With teachers, there are the same issues. One major risk is that students or parents would find material that the teacher has written when at home, form an unfavorable impression of the future (whether or not this impression is really fair or justified), or feel that curriculum approved by parents (through school boards) is being undermined. The major “risk” would occur with a permanent teacher who has the normal authority to give students course grades. The tendency in some schools to centralize testing (with SOL’s and the like) might mitigate that concern somewhat.
With subs, the concern should obviously be much less. A short term substitute teacher does not have any practical authority over students (signing bathroom passes doesn’t count). A long term sub, or a sub who works repeatedly at just one or two schools, could present more of this kind of “risk.” That’s why I think that, even with public employees, school districts should have formal blogging policies for teachers.
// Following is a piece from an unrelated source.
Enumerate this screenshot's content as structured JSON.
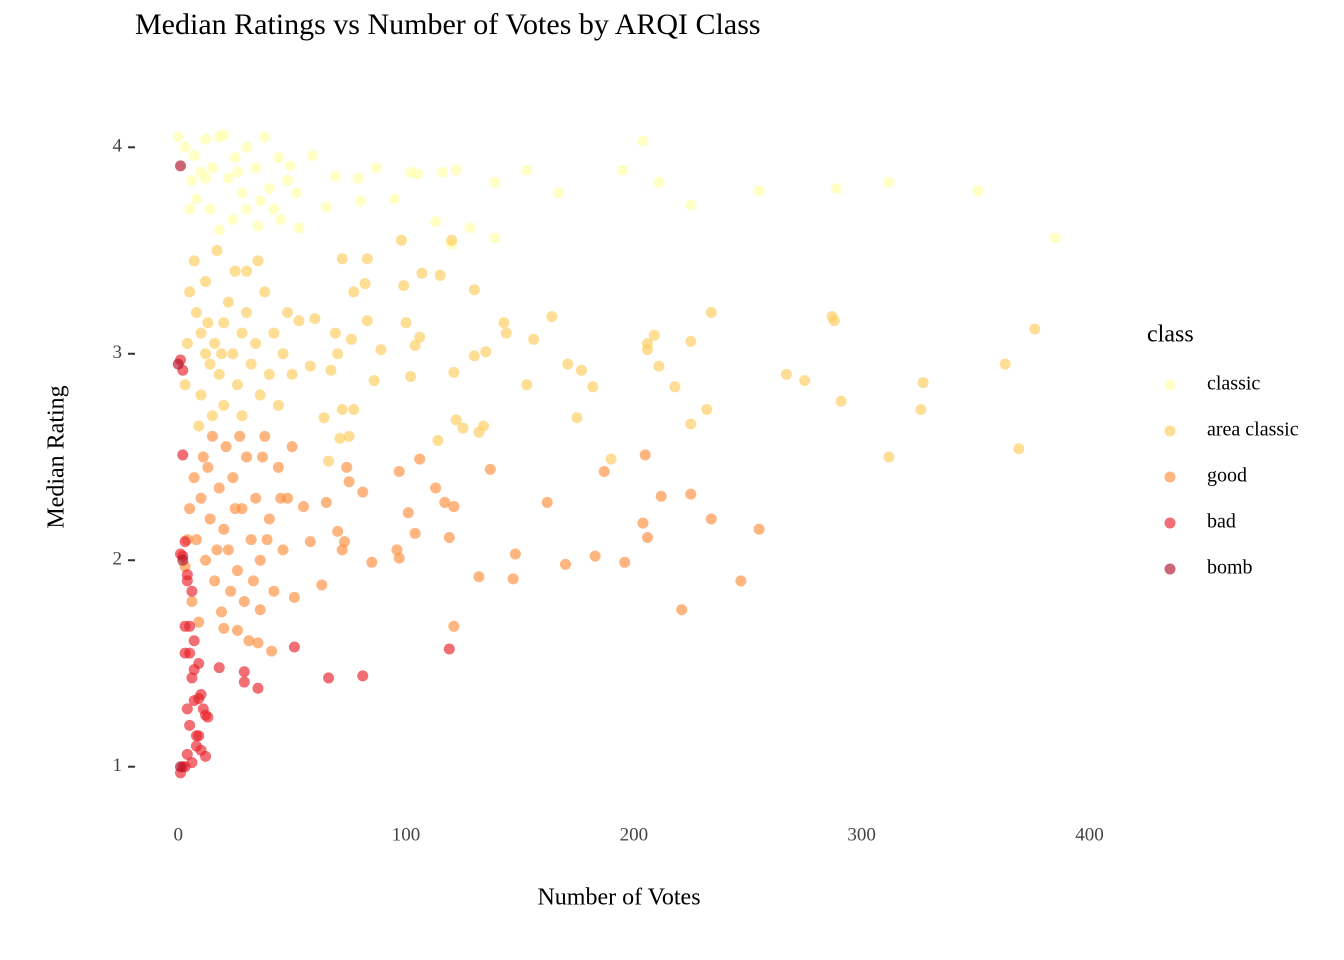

Obviously, for a teacher this is a sensitive issue. A teacher says, I’m not “political” what’s wrong with my having my gardening blog? Well, nothing, maybe. In fact, many teachers place their course syllabuses online and allow the entire world to see them with no logon. There’s an issue with drawing the line and with the possibility that material would be reviewed and censured to make sure that the teacher’s writings would not cause a disruption in the school environment.
As public employees, teachers have had long recognized free speech rights, and they are presumably stronger outside the classroom or school property. There is a long audit trail of litigation about this, and there are numerous Supreme Court opinions which generally support teacher free speech off the job, but they came out, by and large, before the Internet.. But the Internet, at least with a website or blog that allows all unregistered users, is pervasive; essentially anyone can know what it is about even if its blocked on school computers. If a gay teacher does not like restrictions on what a school district allows to be taught, does he or she have the automatic right to make is own material available to the public? Even if the site is never mentioned at school, the practical likelihood that kids will find it (given the power of search engines) is very great. Where is the balance to be struck? Must a site be whitelisted, or blocked from search engine robots? Maybe content labeling (discussed in another blog here) would help. Or does the school district just live with the “risk”? The trouble is, it has no real way of assessing the risk.
Before the Internet age, ordinary people tended to keep a low public profile and let unions, organizations and pressure groups represent their interests. Organizational advocacy tends to be partisan, and tends to leave a lot to be desired in terms of intellectual honesty. In the Internet, individuals can carefully tailor positions to address the subtlety of various issues and how their resolutions could affect various parties with unintended consequences. With the “democratization” of debate by public “amateur content” we certain have a new intellectual richness as to how we can perceive issues – a point that ought to be taught in civics courses in high schools and colleges. Yet, allowing people in formal positions of authority to participate this way always presents unquantifiable risks.
If I were to become a permanent teacher with a license and formal “authority” over students, including grading, my public presence on the Internet would have to go. That’s not the case in any job where I am an “individual contributor” and have no formal authority over others (and that could even be a position developing Internet safety curricula some day – without my own students).
In the fall of 2005, there was a potentially serious incident involving some of my own content and one particular high school. Soon I will offer some analysis and conclusions about it, to the extent that I can do so safely.